Foorier represtaion of this function

[nhrock3]

f(x)=\sin(\frac{px}{2})\\

a_0=0

a_n=0

b_n=\frac{1}{\pi}\int_{-\pi}^{\pi}\(\sin(\frac{px}{2}))\sin(nx)dx=\frac{1}{2\pi}[\sin(\frac{p\pi}{2}-n\pi)-\sin(\frac{-p\pi}{2}+n\pi)]+\frac{1}{2\pi}[\sin(\frac{p\pi}{2}+n\pi)-\sin(\frac{-p\pi}{2}-n\pi)]

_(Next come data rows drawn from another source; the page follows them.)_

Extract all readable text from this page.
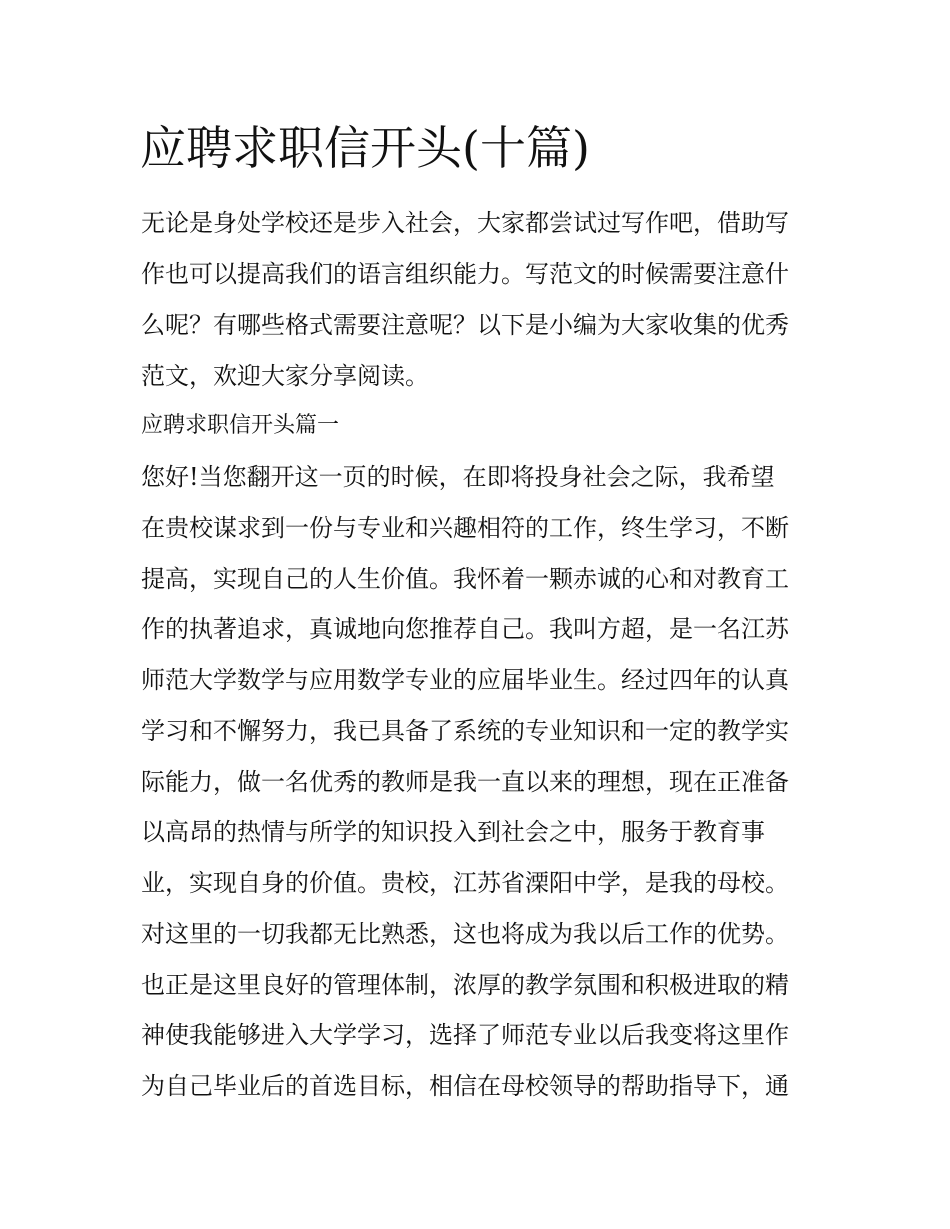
应聘求职信开头(十篇)

无论是身处学校还是步入社会，大家都尝试过写作吧，借助写

作也可以提高我们的语言组织能力。写范文的时候需要注意什

么呢？有哪些格式需要注意呢？以下是小编为大家收集的优秀

范文，欢迎大家分享阅读。

应聘求职信开头篇一

您好!当您翻开这一页的时候，在即将投身社会之际，我希望

在贵校谋求到一份与专业和兴趣相符的工作，终生学习，不断

提高，实现自己的人生价值。我怀着一颗赤诚的心和对教育工

作的执著追求，真诚地向您推荐自己。我叫方超，是一名江苏

师范大学数学与应用数学专业的应届毕业生。经过四年的认真

学习和不懈努力，我已具备了系统的专业知识和一定的教学实

际能力，做一名优秀的教师是我一直以来的理想，现在正准备

以高昂的热情与所学的知识投入到社会之中，服务于教育事

业，实现自身的价值。贵校，江苏省溧阳中学，是我的母校。

对这里的一切我都无比熟悉，这也将成为我以后工作的优势。

也正是这里良好的管理体制，浓厚的教学氛围和积极进取的精

神使我能够进入大学学习，选择了师范专业以后我变将这里作

为自己毕业后的首选目标，相信在母校领导的帮助指导下，通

i used trig identetied to splt into two cosines

andi solved

but i got sines

i need an expression of cosines to do cos nx=(-1)^n



i need to have a simple linear fracture without cosines or sines



i can't transform it here in the needed form

?

and if thinking thurely then i see that i have a trig function on a simetric period
so its zero

so the foorier representation of the given function is zero
?

where is the mistake
it can't be zero

 

[tiny-tim]

Hi nhrock3!

These trigonometric identities need a factor of 1/2 inside the RHS brackets.

 

[nhrock3]

i took the 0.5 out side of the integral

 

[tiny-tim]

i'm getting confused …

let's start again … shouldn't there be factors of 1/(p/2 ± n) after the integration?

 

[whs]

foorier... Really? Did you really just do that? I'd attempt a response but I can't read whatever the hell you typed.

 

[LCKurtz]

You need to state your problem more clearly. Are you trying to find a Fourier series that represents your function for all x? If not that, on what interval? Why are you choosing (-\pi,\pi)? Depending on the value of p, the periodic extension of your function from that interval may have discontinuities. Do your care about that? Do you want a half range expansion? A more careful statement of the problem please.

And what is "a simple linear fracture without sines or cosines?"